We often help our clients and potential clients debunk common factoids in the entrepreneurial community concerning both legal services and emerging company strategy generally. This section of our website provides some of the more popular myths and the reality.

Myth: “I don’t need to hire a lawyer to draft agreements; I can just use ones I found on the Internet.”

Reality: This is hardly ever a good idea. While the apparent cost savings might be appealing, especially for a fledgling company, a form agreement is just that – a form – meaning that it doesn’t take into account your specific concerns and the protections that you need. What’s more, those failures can end up being a lot more expensive than a properly drafted agreement by your lawyer. The problem is, you will never know how bad the Internet form agreement is until it is too late, because you don’t know what you don’t know.

Myth: “Now that you have completed your Series A (or B or C) round, you need to hire a big law firm.”

Reality: What you really need are lawyers who know what they’re doing and who will devote their time and attention to you. Behind the high-rent office space, big law firms are really just amalgams of small practice groups in specialized areas. Because a big law firm’s profitability depends on volume, its attention span tends to be shorter, less focused and usually, most concerned about their big company clients. You do get one thing with a really really big law firm: really big legal bills.

Myth: “Our law firm can get us financed.”

Reality: Nobody but you can get you financed. The best way to get financed is to design a financing plan and execute it. When you are ready to execute your financing plan, there are numerous sources of help – including us.

Myth: “Our law firm can find us customers and strategic partners.”

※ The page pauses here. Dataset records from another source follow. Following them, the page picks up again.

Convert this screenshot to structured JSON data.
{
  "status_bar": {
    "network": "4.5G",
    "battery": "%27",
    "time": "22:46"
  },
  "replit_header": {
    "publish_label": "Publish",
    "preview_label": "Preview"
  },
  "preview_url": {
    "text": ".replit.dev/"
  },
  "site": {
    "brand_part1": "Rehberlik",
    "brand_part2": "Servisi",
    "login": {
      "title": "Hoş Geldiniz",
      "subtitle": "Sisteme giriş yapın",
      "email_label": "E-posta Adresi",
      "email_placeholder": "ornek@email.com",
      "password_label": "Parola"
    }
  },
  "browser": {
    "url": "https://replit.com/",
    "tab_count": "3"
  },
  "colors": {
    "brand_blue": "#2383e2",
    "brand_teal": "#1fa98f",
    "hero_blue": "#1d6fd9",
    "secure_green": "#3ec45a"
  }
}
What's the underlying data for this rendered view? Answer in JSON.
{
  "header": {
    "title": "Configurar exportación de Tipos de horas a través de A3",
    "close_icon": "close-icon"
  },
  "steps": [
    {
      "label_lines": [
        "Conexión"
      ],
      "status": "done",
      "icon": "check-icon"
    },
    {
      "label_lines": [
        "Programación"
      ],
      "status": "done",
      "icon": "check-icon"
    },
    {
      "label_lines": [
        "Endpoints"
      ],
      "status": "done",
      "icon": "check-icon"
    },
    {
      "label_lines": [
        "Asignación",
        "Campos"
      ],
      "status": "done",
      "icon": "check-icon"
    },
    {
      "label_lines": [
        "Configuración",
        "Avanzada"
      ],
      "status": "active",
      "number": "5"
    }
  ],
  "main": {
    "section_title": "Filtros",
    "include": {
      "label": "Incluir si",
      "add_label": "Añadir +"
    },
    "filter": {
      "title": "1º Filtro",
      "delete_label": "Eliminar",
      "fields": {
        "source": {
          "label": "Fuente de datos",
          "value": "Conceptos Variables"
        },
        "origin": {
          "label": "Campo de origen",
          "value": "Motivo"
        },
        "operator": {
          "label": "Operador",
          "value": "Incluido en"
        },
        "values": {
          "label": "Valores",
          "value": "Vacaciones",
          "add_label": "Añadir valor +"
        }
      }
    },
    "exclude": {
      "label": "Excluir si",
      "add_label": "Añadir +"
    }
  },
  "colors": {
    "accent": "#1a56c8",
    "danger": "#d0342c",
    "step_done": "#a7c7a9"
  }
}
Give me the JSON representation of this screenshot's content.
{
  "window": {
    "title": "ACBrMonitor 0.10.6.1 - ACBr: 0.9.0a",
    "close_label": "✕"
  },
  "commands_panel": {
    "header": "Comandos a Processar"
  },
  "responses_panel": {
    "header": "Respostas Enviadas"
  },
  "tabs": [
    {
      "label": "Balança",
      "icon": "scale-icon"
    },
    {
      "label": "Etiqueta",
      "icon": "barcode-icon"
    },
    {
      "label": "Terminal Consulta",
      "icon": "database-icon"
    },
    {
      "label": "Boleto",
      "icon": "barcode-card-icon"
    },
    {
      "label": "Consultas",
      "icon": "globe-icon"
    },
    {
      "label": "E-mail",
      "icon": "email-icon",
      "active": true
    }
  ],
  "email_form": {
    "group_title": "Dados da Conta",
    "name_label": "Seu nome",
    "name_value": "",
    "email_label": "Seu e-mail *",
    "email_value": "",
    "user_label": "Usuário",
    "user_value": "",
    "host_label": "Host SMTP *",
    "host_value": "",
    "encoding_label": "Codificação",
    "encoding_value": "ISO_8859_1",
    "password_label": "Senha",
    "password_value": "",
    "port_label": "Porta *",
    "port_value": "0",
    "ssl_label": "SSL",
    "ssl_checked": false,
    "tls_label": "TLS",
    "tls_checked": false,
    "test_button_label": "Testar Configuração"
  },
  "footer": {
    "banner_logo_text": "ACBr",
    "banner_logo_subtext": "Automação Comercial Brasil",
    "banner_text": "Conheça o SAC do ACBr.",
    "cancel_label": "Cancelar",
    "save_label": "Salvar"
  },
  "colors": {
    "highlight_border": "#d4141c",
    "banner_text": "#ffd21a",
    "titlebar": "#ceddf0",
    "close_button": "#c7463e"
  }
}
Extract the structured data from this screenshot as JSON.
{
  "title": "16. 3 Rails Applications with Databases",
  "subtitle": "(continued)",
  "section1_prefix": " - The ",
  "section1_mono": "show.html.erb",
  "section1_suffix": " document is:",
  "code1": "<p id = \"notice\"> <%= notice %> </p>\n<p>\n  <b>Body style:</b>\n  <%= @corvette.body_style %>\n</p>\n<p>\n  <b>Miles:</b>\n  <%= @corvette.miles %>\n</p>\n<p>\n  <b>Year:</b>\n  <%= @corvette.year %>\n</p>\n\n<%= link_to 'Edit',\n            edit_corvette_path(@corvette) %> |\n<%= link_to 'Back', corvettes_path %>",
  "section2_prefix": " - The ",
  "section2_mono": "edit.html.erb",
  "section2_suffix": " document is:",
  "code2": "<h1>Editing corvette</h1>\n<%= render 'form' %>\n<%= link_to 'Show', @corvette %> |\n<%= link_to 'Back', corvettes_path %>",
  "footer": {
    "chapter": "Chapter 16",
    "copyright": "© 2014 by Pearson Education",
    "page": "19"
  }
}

Reality: In developing your organizational chart, you should address all of the company’s needs, including marketing and business development. That function must be addressed, either by the effort of the CEO or by filling the required positions. That’s not to say that savvy advisors – including us – won’t make introductions where they can; doing so is a key element of a good professional relationship. But you should not outsource the entire function to an outsider, particularly to your lawyer.